Let’s discuss both issues here. First, it’s okay to be cautious when it comes to buying or selling a home. There’s no question that the decision to either sell or buy real estate in Spain quick is one of the biggest decisions you will make. So it’s important to make the decision at the appropriate time, when you’re truly ready for it.

The impact of Brexit is still being discussed in the UK, and it’s being talked about in Spain as well. There is certainly a lot of uncertainty over Britain’s decision to leave the European Union. But the fear of Brexit causing a long term slump in Spanish property has not really materialised as British buyers are still among the biggest investors in Spain.

 As a matter of fact, the demand for holiday homes in Spain has been pretty robust. Now, there was some contraction in the housing market immediately following Brexit, but that has by now dissipated.  There’s no panic in Spain, despite Brexit.
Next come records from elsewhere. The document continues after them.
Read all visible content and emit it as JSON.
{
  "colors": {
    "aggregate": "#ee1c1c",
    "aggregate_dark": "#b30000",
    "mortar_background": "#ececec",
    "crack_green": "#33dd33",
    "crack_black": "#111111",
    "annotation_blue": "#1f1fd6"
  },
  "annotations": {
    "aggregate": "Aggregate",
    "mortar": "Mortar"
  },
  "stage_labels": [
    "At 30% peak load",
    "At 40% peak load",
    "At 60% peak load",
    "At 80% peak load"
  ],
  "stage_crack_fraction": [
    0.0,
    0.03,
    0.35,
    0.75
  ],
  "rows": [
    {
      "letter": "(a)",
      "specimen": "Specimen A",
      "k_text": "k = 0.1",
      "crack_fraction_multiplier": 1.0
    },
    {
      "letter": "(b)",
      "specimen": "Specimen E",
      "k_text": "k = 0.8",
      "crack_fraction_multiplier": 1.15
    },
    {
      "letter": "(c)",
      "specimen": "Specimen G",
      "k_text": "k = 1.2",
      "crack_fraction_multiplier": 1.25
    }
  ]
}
 The Wall Street Journal claims that the demand from Brits for high end Spanish properties is lower than it was in the pre-Brexit days, but in the lower to mid-priced segment, the demand is as strong as ever.

One can understand why the demand for luxury villas in Spain have dropped off – the sterling has performed very poorly in the aftermath of Brexit and is currently priced at 1.11 Euro, which is very low, considering the sterling was worth 1.51 Euro just 12 months back.
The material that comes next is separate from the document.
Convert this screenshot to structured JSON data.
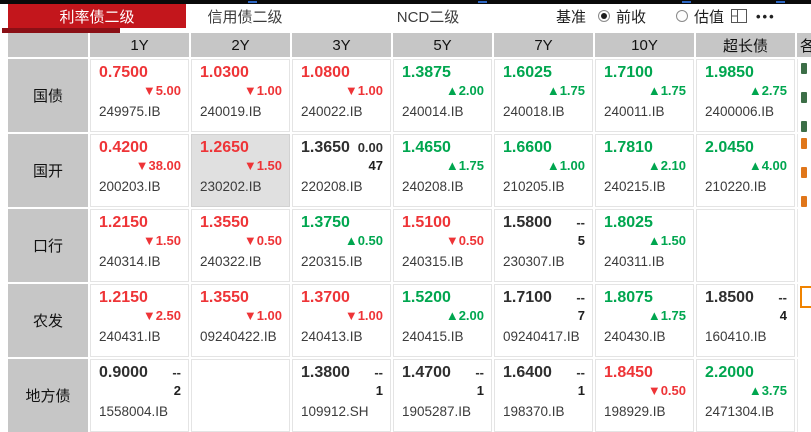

This means buying properties in Spain has gotten more expensive for British buyers. But this has only affected the luxury end of the real estate segment, and not the lower-end or mid-priced property segment. This is good news for sure.

As one real estate analyst based in Spain, Nick Wachter tells the Wall Street Journal, “We were prepared for the worst, but the worst hasn’t happened.” That’s the sentiment most people involved in the overseas property market tend to agree with.
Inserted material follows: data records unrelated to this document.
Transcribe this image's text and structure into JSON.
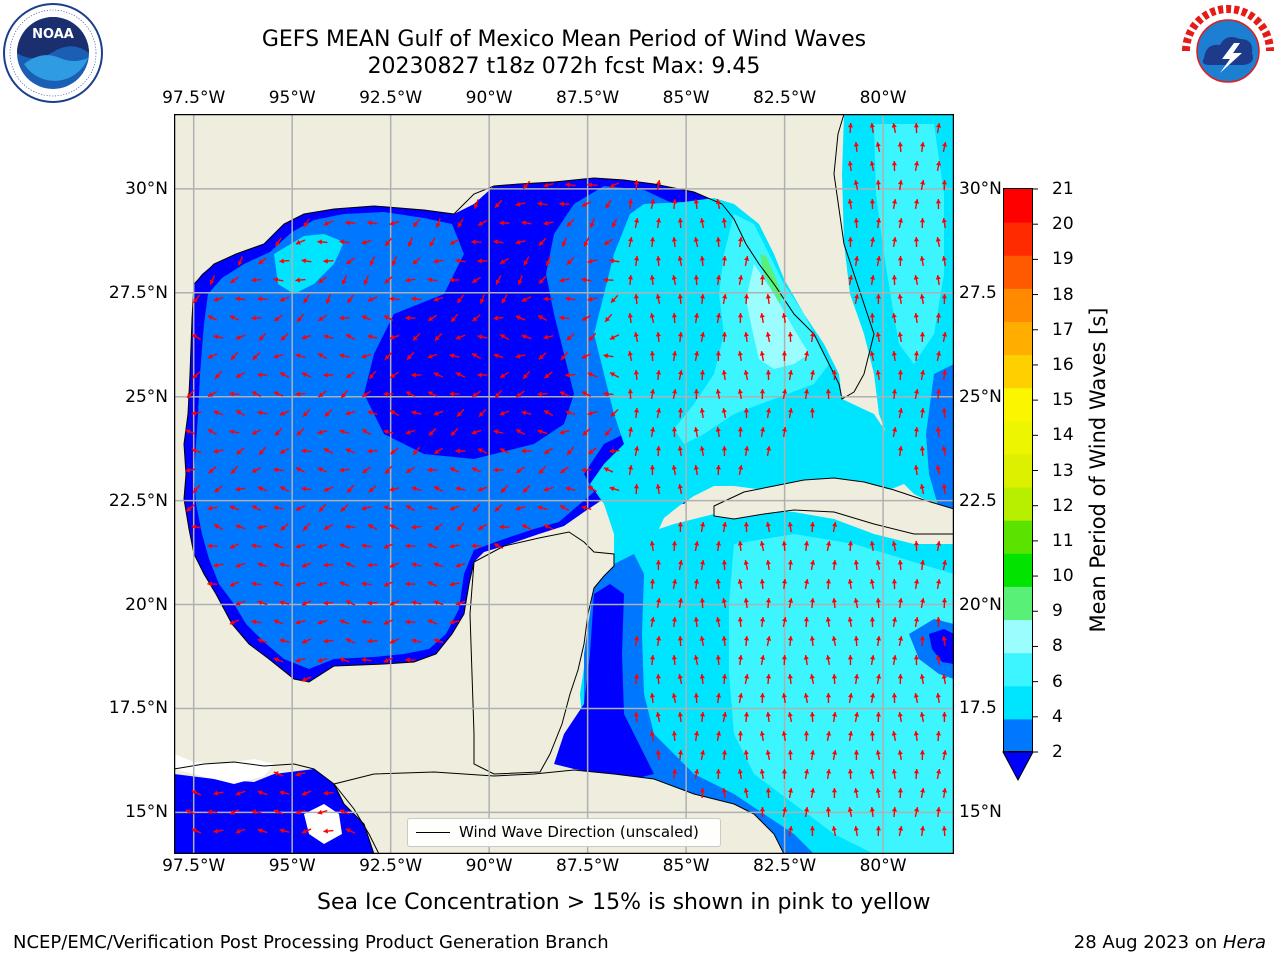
{
  "title": {
    "line1": "GEFS MEAN Gulf of Mexico Mean Period of Wind Waves",
    "line2": "20230827 t18z 072h fcst   Max: 9.45"
  },
  "logos": {
    "left": {
      "name": "NOAA",
      "ring_text": "NATIONAL OCEANIC AND ATMOSPHERIC ADMINISTRATION",
      "bottom_text": "U.S. DEPARTMENT OF COMMERCE"
    },
    "right": {
      "name": "NATIONAL WEATHER SERVICE"
    }
  },
  "map": {
    "lon_labels": [
      "97.5°W",
      "95°W",
      "92.5°W",
      "90°W",
      "87.5°W",
      "85°W",
      "82.5°W",
      "80°W"
    ],
    "lon_values": [
      -97.5,
      -95,
      -92.5,
      -90,
      -87.5,
      -85,
      -82.5,
      -80
    ],
    "lat_labels": [
      "30°N",
      "27.5°N",
      "25°N",
      "22.5°N",
      "20°N",
      "17.5°N",
      "15°N"
    ],
    "lat_labels_right": [
      "30°N",
      "27.5",
      "25°N",
      "22.5",
      "20°N",
      "17.5",
      "15°N"
    ],
    "lat_values": [
      30,
      27.5,
      25,
      22.5,
      20,
      17.5,
      15
    ],
    "extent": {
      "lon": [
        -98,
        -78.2
      ],
      "lat": [
        14,
        31.8
      ]
    },
    "land_color": "#efedde",
    "arrow_color": "#ff0000",
    "grid": true
  },
  "colorbar": {
    "title": "Mean Period of Wind Waves [s]",
    "ticks": [
      "2",
      "4",
      "6",
      "8",
      "9",
      "10",
      "11",
      "12",
      "13",
      "14",
      "15",
      "16",
      "17",
      "18",
      "19",
      "20",
      "21"
    ],
    "extend_color": "#0000ff",
    "colors": [
      "#0077ff",
      "#00e5ff",
      "#3cf5ff",
      "#9cfdff",
      "#59f078",
      "#00e400",
      "#5be300",
      "#b8ee00",
      "#dcf000",
      "#eef500",
      "#fbf600",
      "#ffd000",
      "#ffae00",
      "#ff8a00",
      "#ff5a00",
      "#ff2a00",
      "#ff0000"
    ]
  },
  "legend": {
    "label": "Wind Wave Direction (unscaled)"
  },
  "note": "Sea Ice Concentration > 15% is shown in pink to yellow",
  "footer": {
    "left": "NCEP/EMC/Verification Post Processing Product Generation Branch",
    "right_date": "28 Aug 2023 on ",
    "right_host": "Hera"
  }
}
 Brexit has actually benefited Brits who have real estate for sale in Spain. It has helped them get more out of the sale because of the strength of the Euro compared to the Pound. So it’s not all bad news.

Now, regarding the political situation in Spain, it’s very likely that we are going to have a government in Spain over the next few weeks. The forced resignation of the PSOE leader Pedro Sánchez, who was refusing to allow acting Prime Minister Mariano Rajoy of the rival People’s Party to form a government means the coast is clear for the formation of a new government.

We expect a new government to be in place in Spain under the leadership of Mariano Rajoy before the end of October. If not, well, there will be another election in December 2016!